Senin, 02 September 2013

Prahara Negara Hukum



Hukum. Satu kata kunci yang penuh dengan substansi dan fungsi. Di dalam hukum terdapat sejumlah aturan yang mengikat bagi masyarakat dan ada kepastian yang bisa menciptakan keteraturan, sesuai dengan hak dan kewajiban masing-masing. Tujuannya adalah menegakkan keadilan dalam kehidupan masyarakat.

Indonesia kerap disebut sebagai negara hukum. Hal ini tak lain karena Indonesia sudah mempunyai sejumlah produk perundang-rundangan yang berlaku sebagai hukum bagi semua warga masyarakat secara setara dan tanpa membedaka-bedakan, agama, ras, budaya, kelas sosial, pangkat dan seterusnya. Semua produk perundang-undangan yang ada mengacu kepada konstitusi negara sebagai nilai puncak dalam kehidupan berbangsa dan bernegara.

Sebagai negara hukum, Indonesia sejatinya mempunyai kepastian aturan main yang harus ditaati dan diberlakukan secara setara kepada semua pihak. Dengan adanya kepastian aturan main, sejatinya kehidupan berbangsa dan bernegara bisa berjalan secara lebih teratur: siapa mendapatkan apa gara-gara berbuat apa. Dan semua itu memuncak pada tegaknya pilar-pilar keadilan dalam hamparan luas kehidupan masyarakat, mulai dari perkotaan hingga pelosok desa di pedalaman.

Sebagai negara hukum, para elite dan pemimpin bangsa sejatinya menjadi teladan bagi masyarakat luas dalam menjalani kehidupan yang berkesadaran hukum, sesuai dengan aturan hukum yang ada. Sebagai negara hukum, para penegak hukum sejatinya menjadi “abdi hukum” yang sepenuhnya mengikuti semua ketentuan dari hukum sebagai “bos besarnya”. Sebagai negara hukum, para ahli hukum (para pengacara, dosen hingga para pengamat) sejatinya dapat mempermudah penerapan hukum sesuai dengan semangat keadilan, bukan justru mempersulit sebagai akibat dari benturan kepentingan masing-masing yang berbeda.

Indonesia adalah negara hukum, tapi ini adalah negara hukum yang paling aneh.
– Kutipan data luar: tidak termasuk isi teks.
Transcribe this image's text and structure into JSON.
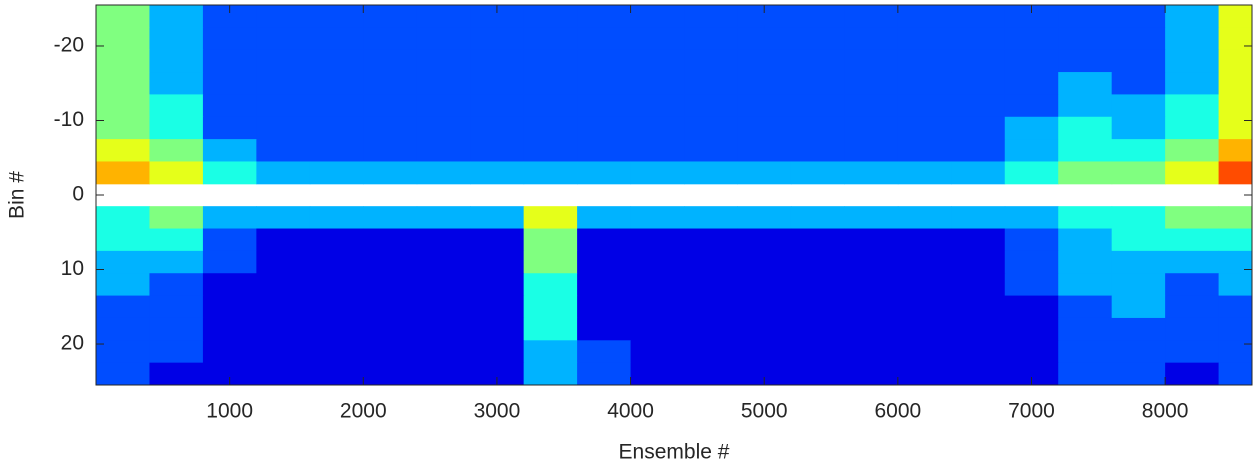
{
  "chart_data": {
    "type": "heatmap",
    "xlabel": "Ensemble #",
    "ylabel": "Bin #",
    "x": [
      200,
      600,
      1000,
      1400,
      1800,
      2200,
      2600,
      3000,
      3400,
      3800,
      4200,
      4600,
      5000,
      5400,
      5800,
      6200,
      6600,
      7000,
      7400,
      7800,
      8200,
      8600
    ],
    "y": [
      -24,
      -21,
      -18,
      -15,
      -12,
      -9,
      -6,
      -3,
      0,
      3,
      6,
      9,
      12,
      15,
      18,
      21,
      24
    ],
    "z": [
      [
        5,
        3,
        2,
        2,
        2,
        2,
        2,
        2,
        2,
        2,
        2,
        2,
        2,
        2,
        2,
        2,
        2,
        2,
        2,
        2,
        3,
        6
      ],
      [
        5,
        3,
        2,
        2,
        2,
        2,
        2,
        2,
        2,
        2,
        2,
        2,
        2,
        2,
        2,
        2,
        2,
        2,
        2,
        2,
        3,
        6
      ],
      [
        5,
        3,
        2,
        2,
        2,
        2,
        2,
        2,
        2,
        2,
        2,
        2,
        2,
        2,
        2,
        2,
        2,
        2,
        2,
        2,
        3,
        6
      ],
      [
        5,
        3,
        2,
        2,
        2,
        2,
        2,
        2,
        2,
        2,
        2,
        2,
        2,
        2,
        2,
        2,
        2,
        2,
        3,
        2,
        3,
        6
      ],
      [
        5,
        4,
        2,
        2,
        2,
        2,
        2,
        2,
        2,
        2,
        2,
        2,
        2,
        2,
        2,
        2,
        2,
        2,
        3,
        3,
        4,
        6
      ],
      [
        5,
        4,
        2,
        2,
        2,
        2,
        2,
        2,
        2,
        2,
        2,
        2,
        2,
        2,
        2,
        2,
        2,
        3,
        4,
        3,
        4,
        6
      ],
      [
        6,
        5,
        3,
        2,
        2,
        2,
        2,
        2,
        2,
        2,
        2,
        2,
        2,
        2,
        2,
        2,
        2,
        3,
        4,
        4,
        5,
        7
      ],
      [
        7,
        6,
        4,
        3,
        3,
        3,
        3,
        3,
        3,
        3,
        3,
        3,
        3,
        3,
        3,
        3,
        3,
        4,
        5,
        5,
        6,
        8
      ],
      [
        null,
        null,
        null,
        null,
        null,
        null,
        null,
        null,
        null,
        null,
        null,
        null,
        null,
        null,
        null,
        null,
        null,
        null,
        null,
        null,
        null,
        null
      ],
      [
        4,
        5,
        3,
        3,
        3,
        3,
        3,
        3,
        6,
        3,
        3,
        3,
        3,
        3,
        3,
        3,
        3,
        3,
        4,
        4,
        5,
        5
      ],
      [
        4,
        4,
        2,
        1,
        1,
        1,
        1,
        1,
        5,
        1,
        1,
        1,
        1,
        1,
        1,
        1,
        1,
        2,
        3,
        4,
        4,
        4
      ],
      [
        3,
        3,
        2,
        1,
        1,
        1,
        1,
        1,
        5,
        1,
        1,
        1,
        1,
        1,
        1,
        1,
        1,
        2,
        3,
        3,
        3,
        3
      ],
      [
        3,
        2,
        1,
        1,
        1,
        1,
        1,
        1,
        4,
        1,
        1,
        1,
        1,
        1,
        1,
        1,
        1,
        2,
        3,
        3,
        2,
        3
      ],
      [
        2,
        2,
        1,
        1,
        1,
        1,
        1,
        1,
        4,
        1,
        1,
        1,
        1,
        1,
        1,
        1,
        1,
        1,
        2,
        3,
        2,
        2
      ],
      [
        2,
        2,
        1,
        1,
        1,
        1,
        1,
        1,
        4,
        1,
        1,
        1,
        1,
        1,
        1,
        1,
        1,
        1,
        2,
        2,
        2,
        2
      ],
      [
        2,
        2,
        1,
        1,
        1,
        1,
        1,
        1,
        3,
        2,
        1,
        1,
        1,
        1,
        1,
        1,
        1,
        1,
        2,
        2,
        2,
        2
      ],
      [
        2,
        1,
        1,
        1,
        1,
        1,
        1,
        1,
        3,
        2,
        1,
        1,
        1,
        1,
        1,
        1,
        1,
        1,
        2,
        2,
        1,
        2
      ]
    ],
    "colormap": "jet",
    "clim": [
      0,
      10
    ],
    "xlim": [
      0,
      8650
    ],
    "xticks": [
      1000,
      2000,
      3000,
      4000,
      5000,
      6000,
      7000,
      8000
    ],
    "ylim": [
      -25.5,
      25.5
    ],
    "yticks": [
      -20,
      -10,
      0,
      10,
      20
    ],
    "y_reversed": true
  }
}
Karena para pemimpin dan elite bangsa yang sejatinya menjadi teladan penegakan hukum justru kerap terlibat dalam pelbagai macam pelanggaran hukum seperti korupsi. Bahkan di antara lembaga-lembaga penegak hukum kerap kali terjadi benturan dan gesekan atas nama hukum. Lebih aneh lagi, para pakar hukum yang sejatinya memberikan penjelasan yang cukup tentang hukum justru kerap terjebak dalam debat kusir dengan semangat “kepakaran yang sempurna”.

Tak heran bila penegakan hukum di Indonesia masih sangat jauh dari nilai-nilai keadilan yang tak lain adalah gusti norma hukum. Dalam bahasa sederhana, hukum di Indonesia kerap hanya tajam ke bawah menusuk orang-orang lemah-dilemahkan dan miskin-dimiskinkan. Ada pun ke atas hukum yang ada kerap tumpul terganjal jabatan, jaringan kuasa bahkan materi yang bertumpuk-tumpuk.

Tak heran pula bila penegakan hukum di Indonesia bukan justru memberikan kepastian hukum bagi semua pihak; siapa melakukan apa dan akan dapat hukuman apa. Tapi penegakan hukum di Indonesia justru kerap memberikan ketidakpastian; siapa melakukan apa dan belum tentu mendapatkan hukuman tertentu.

Sejatinya penegakan hukum dibarengi dengan upaya menumbuhkan kesadaran berhukum. Hingga tidak terjadi lagi prahara hukum atas nama hukum. Karena walau bagaimanapun, hukum hanyalah sejumlah ketentuan norma yang mati di atas kertas. Sedangkan kesadaran berhukum merupakan ketentuan norma tak tertulis yang senantiasa hidup di dalam sanubari. Hanya dengan bersama kesadaran berhukum, ketentuan hukum yang ada akan bergerak menuju puncak keadilan. Bukan justru mengabaikannya.